People's Postcode Lottery Supports Civilians in Syria
£400,000 Raised to Help Make
People Safe in Syria’s Forgotten Warzone
We are very pleased to announce on World Refugee Day that players of People’s Postcode Lottery have raised £400,000 for our work in the Northwest of Syria. The funding, awarded through Postcode Global Trust, will help to save the lives of refugees and internally displaced people threatened by more than a decade of war in the country. We have been clearing landmines and explosives and teaching people how to stay safe in Syria for six years.
The award will allow us to work in more towns, villages and refugee camps in Northwest Syria threatened by explosives. It will also allow us to assist victims of the conflict and explosive contamination in need of treatment in a place where the healthcare system has been fractured and overwhelmed by a decade of fighting.
The Syrian conflict, which started in March 2011, has driven millions of people from their homes and created a humanitarian crisis in the Northwest where almost half the population are internally displaced and 30 percent are living with a disability.

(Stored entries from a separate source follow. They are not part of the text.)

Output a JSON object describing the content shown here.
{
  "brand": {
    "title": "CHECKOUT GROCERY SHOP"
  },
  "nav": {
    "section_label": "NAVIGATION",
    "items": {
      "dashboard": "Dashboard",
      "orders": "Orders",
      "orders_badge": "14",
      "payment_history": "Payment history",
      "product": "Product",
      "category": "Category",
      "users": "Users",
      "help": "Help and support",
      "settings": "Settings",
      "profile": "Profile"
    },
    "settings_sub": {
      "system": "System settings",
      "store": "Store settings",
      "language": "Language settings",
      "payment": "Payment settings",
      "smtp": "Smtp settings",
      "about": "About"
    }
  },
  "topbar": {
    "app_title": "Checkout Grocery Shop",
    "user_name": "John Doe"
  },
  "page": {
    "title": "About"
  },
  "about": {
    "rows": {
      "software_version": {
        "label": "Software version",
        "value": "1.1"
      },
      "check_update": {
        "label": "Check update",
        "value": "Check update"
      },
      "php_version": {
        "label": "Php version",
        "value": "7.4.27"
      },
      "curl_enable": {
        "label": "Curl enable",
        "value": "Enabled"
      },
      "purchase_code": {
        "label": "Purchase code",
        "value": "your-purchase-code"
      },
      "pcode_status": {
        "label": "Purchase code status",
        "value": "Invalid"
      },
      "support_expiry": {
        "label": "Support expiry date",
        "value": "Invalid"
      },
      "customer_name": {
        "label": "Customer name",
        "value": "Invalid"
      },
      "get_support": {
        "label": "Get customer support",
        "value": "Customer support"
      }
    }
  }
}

Our survey and mapping teams have found that 1.6 million people in the opposition-controlled enclave in the Northwest of Syria live close to unexploded shells, bombs, and landmines. Children in camps, who are forced by poverty to hunt for scrap metal, are particularly vulnerable to the threat from explosives that litter their communities. Since 2015, more than 4,500 accidents have brought death and life-changing injuries to families.
This new funding, raised by players of Edinburgh-based People’s Postcode Lottery, will allow us to save lives by finding and destroying explosives and by hiring and training local people to clear their own communities. Given the impact of grain price increases, it is especially important to free up land for agriculture by removing explosive debris left behind by past fighting.
We will also teach people how to stay safe around explosive ordnance, focusing on the most vulnerable–those in displacement camps, including children. To ensure risk education is reinforced and shared with the thousands of people continuing to arrive in Idleb, HALO's teams will train local community volunteers and organisations to continue to deliver these lessons.
Local HALO staff will also work with victims of explosive accidents and their families, to help them find treatment in Syria’s damaged healthcare system so they can access emergency and ongoing support.
James Cowan, HALO’s chief executive, said: “After more than a decade of conflict the needs of Syria’s people are greater than ever, but the world’s attention has moved on to other crises. Players of People’s Postcode Lottery are raising funds which will allow us to provide incredibly valuable assistance that will save lives and help people access desperately-needed medical care.”
The support from players of the Postcode Lottery will enable HALO to support more children like Omar. He was just a baby when he lost his leg – when an airstrike hit his house house and killed his father. We have been able to support him at a clinic that has provided him with new prosthetic limbs as he has grown as well as physiotherapy so that he is able to play with his friends again.
Preventing children from being hurt by the conflict is a major plank of HALO's work. More than 400 towns and villages are contaminated by explosives and we conduct risk education classes across Northwest Syria, especially in camps for displaced people, to teach people how to stay safe around explosive hazards and help prevent accidents.